Tergerusnya kepercayaan publik terhadap pemerintah dan kehadiran negara di bathinnya. Sebab, begitu banyak rentetan kekecewaan yang didapatkan akhir-akhir ini. Naiknya BBM, antrian mengular, macet tak pernah beres, harga barang terus naik, suku bank tak pernah turun, subsidi dicabut, semua itu tumpah ketika kegalauan menghadapi masa depan dengan adanya wabah Covid-19.
#DirumahAja
Kita dianjurkan agar di #DirumahAja. Tidak kemana-mana. Pemerintah sudah benar menganjurkan itu, tetapi timpang dalam hal lain. Tidak menyadari, terlalu lama #DirumahAja ada masalah sosial, ekonomi, juga budaya. Baca saja tulisan Khairul Jasmi di harian ini, Di rumah Saja Tak Semanis Imbauan. Penuh satire dan ironi kehidupan kita di rumah.

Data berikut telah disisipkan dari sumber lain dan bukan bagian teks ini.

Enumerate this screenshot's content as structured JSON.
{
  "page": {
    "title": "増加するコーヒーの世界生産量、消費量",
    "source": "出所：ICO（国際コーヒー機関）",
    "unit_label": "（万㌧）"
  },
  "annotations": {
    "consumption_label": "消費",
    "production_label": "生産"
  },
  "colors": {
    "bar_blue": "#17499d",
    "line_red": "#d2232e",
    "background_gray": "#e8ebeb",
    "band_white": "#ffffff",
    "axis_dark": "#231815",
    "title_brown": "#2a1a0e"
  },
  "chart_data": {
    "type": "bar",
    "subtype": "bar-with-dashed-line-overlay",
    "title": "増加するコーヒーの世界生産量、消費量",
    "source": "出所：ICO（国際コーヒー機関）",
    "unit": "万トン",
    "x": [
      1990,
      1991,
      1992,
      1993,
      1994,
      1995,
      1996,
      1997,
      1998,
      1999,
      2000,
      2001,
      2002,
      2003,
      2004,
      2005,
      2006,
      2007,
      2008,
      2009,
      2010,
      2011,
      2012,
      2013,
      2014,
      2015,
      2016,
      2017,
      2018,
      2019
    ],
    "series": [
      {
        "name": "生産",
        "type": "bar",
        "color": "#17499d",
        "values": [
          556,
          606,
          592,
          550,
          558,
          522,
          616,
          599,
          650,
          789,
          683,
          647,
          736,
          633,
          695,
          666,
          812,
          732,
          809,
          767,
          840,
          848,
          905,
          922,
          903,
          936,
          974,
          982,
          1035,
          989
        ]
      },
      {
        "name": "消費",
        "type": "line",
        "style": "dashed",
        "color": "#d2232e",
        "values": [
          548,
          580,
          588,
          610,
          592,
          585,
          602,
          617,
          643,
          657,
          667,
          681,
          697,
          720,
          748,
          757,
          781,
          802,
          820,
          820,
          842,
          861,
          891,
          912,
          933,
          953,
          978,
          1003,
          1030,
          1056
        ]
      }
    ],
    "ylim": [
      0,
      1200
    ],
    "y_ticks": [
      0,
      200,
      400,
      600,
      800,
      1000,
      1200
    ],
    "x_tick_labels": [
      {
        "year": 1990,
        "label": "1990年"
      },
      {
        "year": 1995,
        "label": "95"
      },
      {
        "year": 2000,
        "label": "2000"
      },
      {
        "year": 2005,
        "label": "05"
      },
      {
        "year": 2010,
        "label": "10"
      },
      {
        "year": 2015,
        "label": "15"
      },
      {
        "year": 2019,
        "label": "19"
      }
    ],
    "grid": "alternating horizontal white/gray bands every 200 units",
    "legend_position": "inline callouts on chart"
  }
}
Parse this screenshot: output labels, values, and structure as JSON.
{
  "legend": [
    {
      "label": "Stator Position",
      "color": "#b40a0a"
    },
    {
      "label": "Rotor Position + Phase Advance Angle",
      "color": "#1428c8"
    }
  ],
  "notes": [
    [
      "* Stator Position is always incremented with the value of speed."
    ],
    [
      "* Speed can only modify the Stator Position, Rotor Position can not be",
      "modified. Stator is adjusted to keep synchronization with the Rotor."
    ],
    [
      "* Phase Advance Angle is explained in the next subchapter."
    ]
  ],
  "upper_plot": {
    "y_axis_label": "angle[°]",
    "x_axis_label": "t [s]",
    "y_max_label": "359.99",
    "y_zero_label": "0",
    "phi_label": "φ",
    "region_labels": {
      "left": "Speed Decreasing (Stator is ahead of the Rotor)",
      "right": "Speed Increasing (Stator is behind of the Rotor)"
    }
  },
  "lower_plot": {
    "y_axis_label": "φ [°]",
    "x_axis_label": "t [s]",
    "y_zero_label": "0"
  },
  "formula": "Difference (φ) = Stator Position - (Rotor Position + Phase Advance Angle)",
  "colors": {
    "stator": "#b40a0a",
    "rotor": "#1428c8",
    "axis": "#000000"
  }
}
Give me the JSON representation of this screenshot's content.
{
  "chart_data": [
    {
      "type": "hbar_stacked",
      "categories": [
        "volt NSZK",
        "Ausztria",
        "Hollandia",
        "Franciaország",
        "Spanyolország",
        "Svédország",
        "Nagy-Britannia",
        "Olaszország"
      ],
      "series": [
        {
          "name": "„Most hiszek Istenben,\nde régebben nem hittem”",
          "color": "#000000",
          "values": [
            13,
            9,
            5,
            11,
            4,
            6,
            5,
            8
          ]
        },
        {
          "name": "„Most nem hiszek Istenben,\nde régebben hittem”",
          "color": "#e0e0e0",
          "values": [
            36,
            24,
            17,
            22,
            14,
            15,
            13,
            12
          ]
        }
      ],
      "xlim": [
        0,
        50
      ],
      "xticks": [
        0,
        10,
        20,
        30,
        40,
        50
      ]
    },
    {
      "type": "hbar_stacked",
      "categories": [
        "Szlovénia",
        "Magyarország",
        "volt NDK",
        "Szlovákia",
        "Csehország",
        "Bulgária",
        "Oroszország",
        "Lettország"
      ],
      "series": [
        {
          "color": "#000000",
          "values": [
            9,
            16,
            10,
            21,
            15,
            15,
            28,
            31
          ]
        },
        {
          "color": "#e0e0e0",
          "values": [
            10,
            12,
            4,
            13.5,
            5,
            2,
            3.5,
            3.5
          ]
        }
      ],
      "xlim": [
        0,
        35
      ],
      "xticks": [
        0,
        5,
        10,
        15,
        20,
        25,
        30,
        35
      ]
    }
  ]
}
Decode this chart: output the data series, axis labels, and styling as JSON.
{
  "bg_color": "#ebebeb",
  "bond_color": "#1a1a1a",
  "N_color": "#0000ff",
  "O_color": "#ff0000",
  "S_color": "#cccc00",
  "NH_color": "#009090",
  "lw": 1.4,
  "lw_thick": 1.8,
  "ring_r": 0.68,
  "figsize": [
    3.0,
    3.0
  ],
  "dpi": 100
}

Apakah itu terbaca dan dipahami oleh pemerintah?
Hampir dipastikan, tidak terjangkau. Bersebab berpikirnya tidak didasari dengan filosofi kehidupan masyarakat, tidak berbasis pembacaan dan kajian dari sosiolog, tidak mengajak cendekiawan dalam berpikir. Ajakan ini harus juga dibarengi kesiapan-kesiapan ajakan lain dan kebijakan penunjang. Inilah yang tidak ada.
Kekuasaan memang manis dan sangat adiktif, ia menggerus nilai-nilai dan segenap metode berpikir kreatif yang melahirkan sesuatu hal untuk kebaikan. Kekuasaan cenderung dipertahankan dari serangan-serangan pikiran baru, usulan-usulan yang dicurigai akan menggerogoti kekuasaan.
Hal demikian inilah yang membuat pejabat dan aparatur pemerintah hendak bekerja sendiri, menganggap persoalan sosial selesai dengan metode berpikir yang dimilikinya.
Kegaduhan juga dimulai dari sini. Sebuah kebijakan tidak melewati sarat dan rukun, struktur dan sistem, hingga sampai pada kesimpulan yang akan berterima dengan nurani public. Pemikiran yang sepihak akan tampak geogratif, tidak bisa berlaku kepada daerah lain, padahal Indonesia begitu luas.
Pengalaman beberapa kali bencana gempa, antarsektor di pemerintah memang begitu sering mengalami misskomunikasi, akibat dari ego personal, pemahaman kepentingan publik yang berbeda, kepentingan lembaga berbeda, kepentingan nama baik, ingin jadi pahlawan, serta hal-hal lain yang senyatanya secara umum mengabaikan penanganan korban bencana.
Urusan serupa ini membutuhkan kepemimpinan yang kokoh, kuat, kharismatik, bukan pemimpin yang kacang-kacangan. Hari-hari ke depan, kita masih #DirumahAja dengan membangun optimisme sendiri, sembari menikmati kegagapan-kegagapan baru yang harusnya tidak terjadi.